I woke up one morning with ceramics on my mind and after weeks of it coming up again and again, I enrolled in an intro course at Supermud Pottery in the Upper West Side and was hooked right away.

YOUR CREATIONS ARE TIGHTLY WOVEN INTO CULTURE. WHAT DO YOU HOPE TO CONVEY BY SHARING YOUR ART WITH THE WORLD?

As a self-proclaimed cultural anthropology geek, I really enjoy learning about the intersection of culture and art. I think in Western culture, we tend to extract art from our day-to-day experience and not see it as an integral and defining part of our culture. What I think we could learn from traditional cultures is that language, art, oral history and literature, music, adornment, and architecture are all interwoven and come together to create an almost transcendental experience by engaging all of the senses. To truly understand each medium we need to experience it within this wider context.

Some of the most popular Instagram posts that I’ve had lately have been of things that kind of challenge the Western mind. I recently posted a vintage picture of a ceramic artist in the Congo from the 70s or 80s. Seeing a Congolese man in a fine arts institute in the Congo, making not Western pottery but contemporary African masks, kind of created a glitch in people’s systems. Challenging perceptions is really important for me.

WHERE DO YOU FIND YOUR INSPIRATION FOR YOUR PIECES?

The desert has been an endless source of inspiration for me. Desert cultures have some of the most stunning color palettes and patterns in my opinion. I find my inspiration in traditional jewelry, rugs, and ceramics, as well as shapes and colors in nature.
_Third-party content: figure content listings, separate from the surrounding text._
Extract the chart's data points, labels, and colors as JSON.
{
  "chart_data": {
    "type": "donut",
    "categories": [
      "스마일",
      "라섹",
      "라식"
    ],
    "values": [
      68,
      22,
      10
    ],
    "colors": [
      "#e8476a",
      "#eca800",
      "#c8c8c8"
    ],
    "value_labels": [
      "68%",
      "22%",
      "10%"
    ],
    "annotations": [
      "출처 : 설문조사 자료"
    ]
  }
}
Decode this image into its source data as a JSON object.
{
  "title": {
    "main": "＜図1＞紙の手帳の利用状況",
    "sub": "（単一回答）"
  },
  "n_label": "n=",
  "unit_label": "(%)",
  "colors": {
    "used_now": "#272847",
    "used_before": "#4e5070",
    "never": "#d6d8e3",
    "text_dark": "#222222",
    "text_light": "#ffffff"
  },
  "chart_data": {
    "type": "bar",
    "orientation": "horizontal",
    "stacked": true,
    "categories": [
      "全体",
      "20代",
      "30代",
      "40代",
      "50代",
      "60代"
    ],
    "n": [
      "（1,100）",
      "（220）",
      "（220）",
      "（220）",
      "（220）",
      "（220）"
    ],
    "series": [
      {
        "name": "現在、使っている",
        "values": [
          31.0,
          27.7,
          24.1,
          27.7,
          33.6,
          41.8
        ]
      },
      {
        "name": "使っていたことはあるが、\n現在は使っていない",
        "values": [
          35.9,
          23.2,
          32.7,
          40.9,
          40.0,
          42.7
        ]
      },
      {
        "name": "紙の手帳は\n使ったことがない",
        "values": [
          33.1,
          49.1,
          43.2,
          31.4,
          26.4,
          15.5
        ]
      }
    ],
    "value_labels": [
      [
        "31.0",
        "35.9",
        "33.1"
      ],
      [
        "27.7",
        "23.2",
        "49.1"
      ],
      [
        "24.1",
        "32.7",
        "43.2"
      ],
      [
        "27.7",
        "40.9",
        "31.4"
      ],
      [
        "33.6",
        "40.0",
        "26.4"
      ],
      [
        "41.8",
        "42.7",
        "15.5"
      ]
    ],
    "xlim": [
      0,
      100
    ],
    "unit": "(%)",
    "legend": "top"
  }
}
WE LOVE HOW RITUALS SHAPE YOUR DESIGNS AS WELL, TELL US ABOUT THAT.

People always have these stories of being a kid and trying your mom’s makeup on and stuff like that. For me, that experience was watching the women in my life walk with poise and grace as they went through their morning routines or prepared for a family gathering: taking ceramic incense burners around the house, putting oils on, putting incense on their bodies, lighting candles.

These routines seemed, to me, very feminine in a beautiful way. And I realized there was a lot of clay involved — a lot of vessels made of clay. For me, ceramics capture a feeling of femininity that’s really powerful.


WHAT DO YOU LOVE MOST ABOUT LIVING IN NEW YORK?

I love New York because it’s a place where you can belong to many different groups and in my experience opportunities come around faster here than in other cities because everyone is a master networker. I moved here 13 years ago and have many different communities I socialize in. I would say the community that feels most like family is made up of artists, makers, thinkers, musicians, and event producers. Events and gatherings are definitely central to the way we come together because it’s the space where we all get to merge our talents to create something bigger. It’s been amazing seeing all my friends find their artistic calling and after 10 years or more of dedicated work find the success they deserve.